Conversas

Vítor Matos: "No fundo, o que é uma estrela Michelin? É apenas uma recomendação para as pessoas nos visitarem."

A subida do Antiqvvm ao muito restrito grupo de duas estrelas nacionais (são agora oito) foi a maior novidade da primeira gala Michelin dedicada a Portugal. O transmontano recebeu outra estrela com o 2Monkeys, o restaurante lisboeta que tem em dupla com o jovem chef Francisco Quinta e viu ainda a sua chef do Blind (Porto), Rita Magro, ser distinguida.

Foto: @Blind
29 de fevereiro de 2024 | Miguel Judas

Ao todo são nove os projetos de restauração que já levam o toque de Midas de Vítor Matos, o chef de 46 anos natural de Vila Real, que em vez de transformar alimentos em ouro, como na lenda, parece conseguir multiplicar como poucos o brilho das estrelas Michelin. Na primeira gala do mais famoso guia gastronómico do mundo dedicada em exclusivo em Portugal, foi o grande vencedor da noite, conseguindo uma segunda estrela para o restaurante portuense Antiqvvm, aberto já há nove anos num antigo solar do Vinho do Porto, e uma primeira estrela para o 2Monkeys, o estabelecimento lisboeta que mantém em parceria com o jovem chef – e discípulo – Francisco Quinta. À lista pode-se ainda juntar a atribuição do prémio de Jovem Chef a Rita Magro, responsável pelo também portuense Blind, outro restaurante sob a tutela gastronómica de Vítor Matos, que nesta conversa, mantida logo após a gala, revelou alguns dos segredos (e preocupações) do sucesso.

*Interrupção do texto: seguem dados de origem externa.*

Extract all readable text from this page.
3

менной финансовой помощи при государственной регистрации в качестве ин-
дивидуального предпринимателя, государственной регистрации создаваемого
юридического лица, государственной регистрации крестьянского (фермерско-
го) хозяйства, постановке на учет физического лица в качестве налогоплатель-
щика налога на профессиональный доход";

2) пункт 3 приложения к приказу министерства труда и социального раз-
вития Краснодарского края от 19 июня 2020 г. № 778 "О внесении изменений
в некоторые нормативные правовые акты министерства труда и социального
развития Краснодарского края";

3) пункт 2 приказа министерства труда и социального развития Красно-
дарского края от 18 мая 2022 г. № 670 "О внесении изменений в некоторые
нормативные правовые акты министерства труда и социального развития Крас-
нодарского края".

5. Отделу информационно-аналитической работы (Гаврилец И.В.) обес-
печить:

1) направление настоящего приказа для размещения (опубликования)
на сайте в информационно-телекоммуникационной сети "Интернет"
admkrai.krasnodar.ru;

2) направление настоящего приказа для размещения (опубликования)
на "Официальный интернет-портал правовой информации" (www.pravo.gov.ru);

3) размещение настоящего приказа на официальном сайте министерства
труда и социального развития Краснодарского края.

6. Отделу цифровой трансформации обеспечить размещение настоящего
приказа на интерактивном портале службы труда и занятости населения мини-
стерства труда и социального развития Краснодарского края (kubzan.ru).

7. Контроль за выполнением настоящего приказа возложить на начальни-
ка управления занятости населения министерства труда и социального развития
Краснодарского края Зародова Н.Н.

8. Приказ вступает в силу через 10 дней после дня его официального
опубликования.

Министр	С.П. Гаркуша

Como viveu esta noite histórica para a gastronomia portuguesa, que pela primeira vez teve direito a uma gala Michelin só para o país?

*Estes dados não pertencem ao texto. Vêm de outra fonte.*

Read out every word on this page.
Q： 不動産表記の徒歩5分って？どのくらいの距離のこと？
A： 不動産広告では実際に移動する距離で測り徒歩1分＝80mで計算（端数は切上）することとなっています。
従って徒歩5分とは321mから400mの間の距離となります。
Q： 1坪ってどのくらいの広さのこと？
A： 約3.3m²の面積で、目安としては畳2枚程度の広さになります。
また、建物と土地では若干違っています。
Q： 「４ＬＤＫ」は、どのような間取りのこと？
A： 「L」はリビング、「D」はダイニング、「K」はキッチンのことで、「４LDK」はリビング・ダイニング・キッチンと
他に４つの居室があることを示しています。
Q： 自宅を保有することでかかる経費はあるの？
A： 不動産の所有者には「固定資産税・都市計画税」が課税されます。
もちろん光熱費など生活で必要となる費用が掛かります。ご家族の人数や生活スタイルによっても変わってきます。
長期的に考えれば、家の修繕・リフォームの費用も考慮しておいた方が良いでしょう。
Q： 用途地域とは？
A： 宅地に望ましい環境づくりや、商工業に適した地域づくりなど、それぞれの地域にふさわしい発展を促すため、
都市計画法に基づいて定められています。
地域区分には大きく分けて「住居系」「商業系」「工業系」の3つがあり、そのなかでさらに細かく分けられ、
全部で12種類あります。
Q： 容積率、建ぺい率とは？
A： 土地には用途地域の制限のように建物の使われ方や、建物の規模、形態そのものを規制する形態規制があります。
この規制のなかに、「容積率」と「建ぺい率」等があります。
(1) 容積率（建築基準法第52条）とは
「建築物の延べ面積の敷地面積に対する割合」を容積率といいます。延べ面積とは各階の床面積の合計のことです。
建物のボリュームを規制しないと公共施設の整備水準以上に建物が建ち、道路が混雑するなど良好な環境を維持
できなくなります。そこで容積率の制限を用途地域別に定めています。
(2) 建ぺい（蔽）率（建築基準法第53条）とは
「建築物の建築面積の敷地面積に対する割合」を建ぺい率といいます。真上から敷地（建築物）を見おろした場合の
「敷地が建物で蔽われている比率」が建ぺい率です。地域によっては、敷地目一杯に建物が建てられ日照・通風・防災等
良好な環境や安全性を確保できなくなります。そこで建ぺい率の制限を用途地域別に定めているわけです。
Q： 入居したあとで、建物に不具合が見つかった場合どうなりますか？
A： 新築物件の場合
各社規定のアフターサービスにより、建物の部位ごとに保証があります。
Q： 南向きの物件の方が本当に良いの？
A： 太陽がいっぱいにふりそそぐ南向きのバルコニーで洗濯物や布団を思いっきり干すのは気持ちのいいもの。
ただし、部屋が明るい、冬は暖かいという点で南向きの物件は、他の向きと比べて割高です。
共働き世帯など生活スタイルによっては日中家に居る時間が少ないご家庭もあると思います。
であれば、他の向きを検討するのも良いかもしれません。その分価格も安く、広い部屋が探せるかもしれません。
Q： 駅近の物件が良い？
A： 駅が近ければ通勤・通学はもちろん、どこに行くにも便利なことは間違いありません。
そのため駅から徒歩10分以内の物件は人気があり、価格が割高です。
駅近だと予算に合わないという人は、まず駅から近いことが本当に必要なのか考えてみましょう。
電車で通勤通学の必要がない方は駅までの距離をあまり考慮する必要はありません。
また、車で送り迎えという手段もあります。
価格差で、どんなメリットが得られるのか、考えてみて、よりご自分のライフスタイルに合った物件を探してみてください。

Ficou a faltar um três estrelas. Ou se calhar dois ou três. Não quero dizer nomes, mas sei aquilo que me deram hoje e também sei o que os outros fazem. E quando olho para esses projetos, cujo foco é este objetivo das estrelas e depois olho para o meu restaurante, que deve ter uma das cozinhas mais pequenas em Portugal, mais valorizo este feito. Temos uma espécie de corredor transformado em cozinha, para um projeto que foi inicialmente pensado para ser algo muito mais simples, onde se servissem pratos mais tradicionais como arroz de polvo, arroz de pato ou cabrito no forno.

O que mudou, então?

Ao fim de seis meses anunciei que me ia embora, porque já não era o que queria fazer, mas os proprietários deram-me total liberdade para fazer o o meu projeto. Avisei-os que iam perder dinheiro, mas mesmo assim concordaram comigo e o Antiqvvm tornou-se de facto o meu projeto, já pensado com o foco de conquistar uma estrela. Passados dois anos um dos sócios faleceu e pensámos que o restaurante ia encerrar, mas o filho assumiu o lugar do pai e decidiu continuar.

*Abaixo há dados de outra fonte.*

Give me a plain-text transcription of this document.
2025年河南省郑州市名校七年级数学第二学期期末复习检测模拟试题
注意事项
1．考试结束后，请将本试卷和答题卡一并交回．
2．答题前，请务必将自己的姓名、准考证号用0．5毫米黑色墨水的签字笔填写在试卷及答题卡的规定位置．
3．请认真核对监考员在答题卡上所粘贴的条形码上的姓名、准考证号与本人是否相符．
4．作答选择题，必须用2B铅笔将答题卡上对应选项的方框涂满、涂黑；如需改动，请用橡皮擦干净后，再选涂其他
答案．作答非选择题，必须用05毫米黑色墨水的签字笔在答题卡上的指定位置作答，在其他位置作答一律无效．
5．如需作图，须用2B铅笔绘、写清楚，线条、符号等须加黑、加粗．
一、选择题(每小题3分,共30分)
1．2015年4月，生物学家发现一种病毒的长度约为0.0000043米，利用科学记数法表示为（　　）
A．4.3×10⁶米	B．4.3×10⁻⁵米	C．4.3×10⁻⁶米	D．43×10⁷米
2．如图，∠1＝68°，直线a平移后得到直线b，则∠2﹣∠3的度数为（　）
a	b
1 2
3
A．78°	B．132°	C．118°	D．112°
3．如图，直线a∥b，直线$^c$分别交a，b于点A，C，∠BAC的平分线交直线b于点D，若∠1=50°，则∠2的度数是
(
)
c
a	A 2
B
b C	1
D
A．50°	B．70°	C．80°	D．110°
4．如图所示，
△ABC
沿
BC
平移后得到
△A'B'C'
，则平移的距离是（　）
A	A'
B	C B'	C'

Esta segunda estrela ganha ainda um maior significado...

Culminar estes nove anos com um reconhecimento como este é algo muito importante. A maior parte dos restaurantes com duas estrelas têm grupos económicos por trás, que apoiam esse esforço, já o Antiqvvm tem apenas dois sócios que se não tiverem lucro não conseguem pagar ao pessoal. Não compramos pratos há dois anos, por exemplo. Nós fazemos milagres naquele restaurante.

Haverá uma maior pressão agora?

Sem dúvida, mas acima de tudo dá-nos uma responsabilidade muito maior. No fundo, o que é uma estrela Michelin? É apenas uma recomendação para as pessoas nos visitarem. Ou seja, não é para mim nem para o restaurante, é para os clientes. Nós só temos de corresponder a isso e não podemos falhar.

O que vai fazer quando voltar ao restaurante?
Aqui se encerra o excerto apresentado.